= Terence A. McEwen =

Canadian opera manager

Terence A. McEwen (13 April 1929 - 14 September 1998) was a Canadian opera manager.

==Upbringing and early career==
Though born in Thunder Bay, Ontario, McEwen grew up in the Montreal area where he learned to love opera and listened to the Met broadcasts. Aged fourteen, he made a trip to New York one winter break to hear several of his favourite operas, which included Bidu Sayão and Jussi Björling in Rigoletto. As a singer, Sayão was forever to remain his passion, one which was accentuated by seeing her in Manon performances in Montreal.

His passion for opera in general led him to visit the Royal Opera House in London and a lowly paid job with Decca Records in that city. Moving up the ranks in the 1950s, he landed in New York in 1959 and for the next 20 years made London Records, Decca's classical arm, the most significant label in the United States.

==San Francisco Opera==
After being approached by San Francisco Opera Director Kurt Herbert Adler regarding a job, McEwen moved to the city in 1980 and immersed himself in learning the operations of an opera company. By January 1982 McEwen was running the Opera.

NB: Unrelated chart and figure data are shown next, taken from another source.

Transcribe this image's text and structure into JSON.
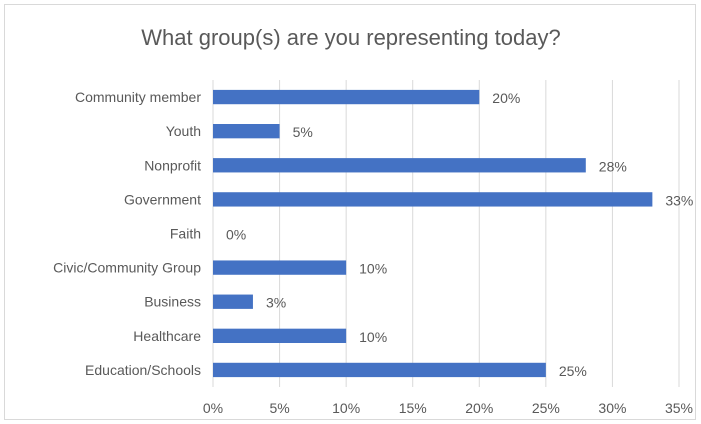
{
  "chart_data": {
    "type": "bar",
    "orientation": "horizontal",
    "title": "What group(s) are you representing today?",
    "categories": [
      "Community member",
      "Youth",
      "Nonprofit",
      "Government",
      "Faith",
      "Civic/Community Group",
      "Business",
      "Healthcare",
      "Education/Schools"
    ],
    "values": [
      20,
      5,
      28,
      33,
      0,
      10,
      3,
      10,
      25
    ],
    "value_labels": [
      "20%",
      "5%",
      "28%",
      "33%",
      "0%",
      "10%",
      "3%",
      "10%",
      "25%"
    ],
    "x_ticks": [
      "0%",
      "5%",
      "10%",
      "15%",
      "20%",
      "25%",
      "30%",
      "35%"
    ],
    "xlim": [
      0,
      35
    ],
    "grid": true,
    "legend": "none",
    "bar_color": "#4472c4",
    "grid_color": "#d9d9d9",
    "text_color": "#595959"
  }
}
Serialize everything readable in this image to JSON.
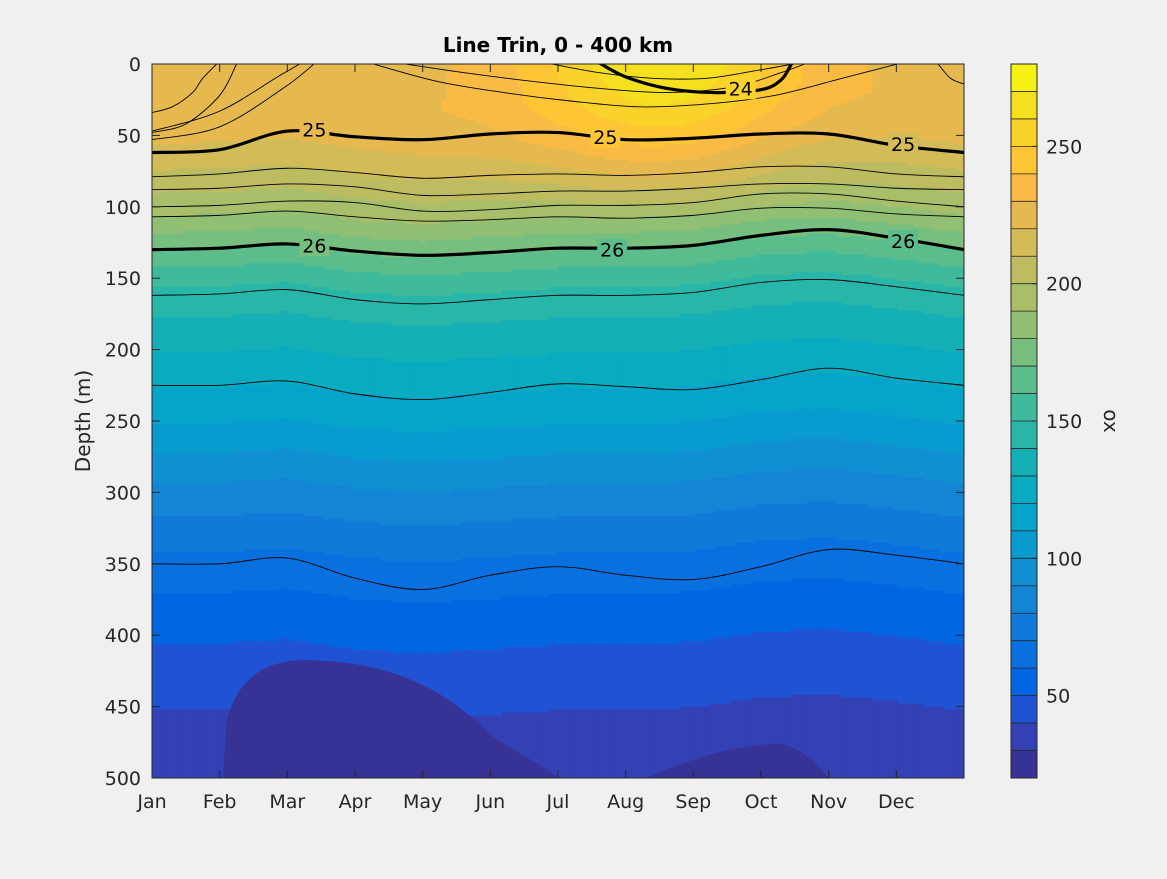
{
  "chart_data": {
    "type": "contour",
    "title": "Line Trin, 0 - 400 km",
    "xlabel": "",
    "ylabel": "Depth (m)",
    "colorbar_label": "ox",
    "x_categories": [
      "Jan",
      "Feb",
      "Mar",
      "Apr",
      "May",
      "Jun",
      "Jul",
      "Aug",
      "Sep",
      "Oct",
      "Nov",
      "Dec"
    ],
    "xlim_months": [
      1,
      13
    ],
    "ylim": [
      0,
      500
    ],
    "y_reversed": true,
    "y_ticks": [
      0,
      50,
      100,
      150,
      200,
      250,
      300,
      350,
      400,
      450,
      500
    ],
    "colorbar": {
      "clim": [
        20,
        280
      ],
      "ticks": [
        50,
        100,
        150,
        200,
        250
      ],
      "levels": [
        20,
        30,
        40,
        50,
        60,
        70,
        80,
        90,
        100,
        110,
        120,
        130,
        140,
        150,
        160,
        170,
        180,
        190,
        200,
        210,
        220,
        230,
        240,
        250,
        260,
        270,
        280
      ],
      "colormap": "parula"
    },
    "oxygen_profile": {
      "depth": [
        0,
        25,
        50,
        75,
        100,
        125,
        150,
        175,
        200,
        225,
        250,
        275,
        300,
        325,
        350,
        375,
        400,
        425,
        450,
        475,
        500
      ],
      "value": [
        232,
        232,
        225,
        210,
        193,
        172,
        152,
        140,
        130,
        120,
        110,
        98,
        86,
        76,
        66,
        58,
        51,
        45,
        40,
        36,
        33
      ]
    },
    "density_contours": {
      "months": [
        1,
        2,
        3,
        4,
        5,
        6,
        7,
        8,
        9,
        10,
        11,
        12,
        13
      ],
      "lines": [
        {
          "level": 24.2,
          "bold": false,
          "depths": [
            47,
            33,
            5,
            -20,
            -20,
            -20,
            -20,
            -20,
            -20,
            -20,
            -20,
            -20,
            -20
          ]
        },
        {
          "level": 24.4,
          "bold": false,
          "depths": [
            53,
            44,
            15,
            -20,
            -20,
            -20,
            -20,
            -20,
            -20,
            -20,
            -20,
            -20,
            -20
          ]
        },
        {
          "level": 24.6,
          "bold": false,
          "depths": [
            -20,
            -20,
            -20,
            -20,
            -20,
            -20,
            -20,
            -20,
            -20,
            -20,
            -20,
            -20,
            -20
          ]
        },
        {
          "level": 24.0,
          "bold": true,
          "label": "24",
          "depths": [
            -20,
            -20,
            -20,
            -20,
            -20,
            -20,
            -20,
            -20,
            -20,
            -20,
            -20,
            -20,
            -20
          ]
        },
        {
          "level": 25.0,
          "bold": true,
          "label": "25",
          "depths": [
            62,
            60,
            47,
            51,
            53,
            49,
            48,
            53,
            52,
            49,
            49,
            57,
            62
          ]
        },
        {
          "level": 25.2,
          "bold": false,
          "depths": [
            79,
            77,
            73,
            76,
            80,
            78,
            77,
            78,
            76,
            72,
            72,
            77,
            79
          ]
        },
        {
          "level": 25.4,
          "bold": false,
          "depths": [
            88,
            87,
            84,
            86,
            92,
            91,
            89,
            89,
            87,
            84,
            84,
            87,
            88
          ]
        },
        {
          "level": 25.6,
          "bold": false,
          "depths": [
            100,
            99,
            96,
            97,
            103,
            102,
            99,
            99,
            97,
            91,
            91,
            96,
            100
          ]
        },
        {
          "level": 25.8,
          "bold": false,
          "depths": [
            107,
            106,
            103,
            107,
            110,
            109,
            107,
            108,
            106,
            101,
            101,
            105,
            107
          ]
        },
        {
          "level": 26.0,
          "bold": true,
          "label": "26",
          "depths": [
            130,
            129,
            126,
            131,
            134,
            132,
            129,
            129,
            127,
            120,
            116,
            122,
            130
          ]
        },
        {
          "level": 26.3,
          "bold": false,
          "depths": [
            162,
            161,
            158,
            165,
            168,
            165,
            162,
            162,
            160,
            153,
            151,
            156,
            162
          ]
        },
        {
          "level": 26.6,
          "bold": false,
          "depths": [
            225,
            225,
            222,
            231,
            235,
            230,
            224,
            226,
            228,
            221,
            213,
            220,
            225
          ]
        },
        {
          "level": 26.9,
          "bold": false,
          "depths": [
            350,
            350,
            346,
            360,
            368,
            358,
            352,
            358,
            361,
            352,
            340,
            344,
            350
          ]
        }
      ]
    },
    "contour_labels": [
      {
        "text": "25",
        "month": 3.4,
        "depth": 46
      },
      {
        "text": "25",
        "month": 7.7,
        "depth": 51
      },
      {
        "text": "25",
        "month": 12.1,
        "depth": 56
      },
      {
        "text": "26",
        "month": 3.4,
        "depth": 127
      },
      {
        "text": "26",
        "month": 7.8,
        "depth": 130
      },
      {
        "text": "26",
        "month": 12.1,
        "depth": 124
      },
      {
        "text": "24",
        "month": 9.7,
        "depth": 17
      }
    ]
  }
}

Given his expertise and background in understanding the wonders of the human voice, it is not surprising that his approach in his early years was away from the theatrical and more focused on the vocal. With his Ring Cycle, which began in the Summer 1983 and Fall 1984 seasons (and which was presented in its entirety in June 1985), McEwen demonstrated where his priorities lay: they were focused on hiring the best singers in the world.

As a reaction to the economic climate of the times, in 1982 McEwen created the "San Francisco Opera Center" to oversee and combine the operation and administration of the numerous affiliate educational and training programs. Providing a coordinated sequence of performance and study opportunities for young artists, the San Francisco Opera Center includes the "Merola Opera Program", "Adler Fellowship Program", "Showcase Series", "Brown Bag Opera", "Opera Center Singers", "Schwabacher Recitals", and various Education Programs. By introducing his young singers to the great voices of the past, inviting them to rehearsals, and giving tickets to current productions, McEwen hoped to create rounded performers who could appear in the regular Fall season.

Amongst his successes in this regard was the mezzo-soprano Dolora Zajick from Nevada. By "hand holding"" her through the various stages of training, he prepared her for the role of Azucena in the summer 1986 season to great acclaim.

On 8 February 1988, McEwen announced his resignation. The following day his mentor, Kurt Herbert Adler, died.

McEwen died in Honolulu, Hawaii at age 69.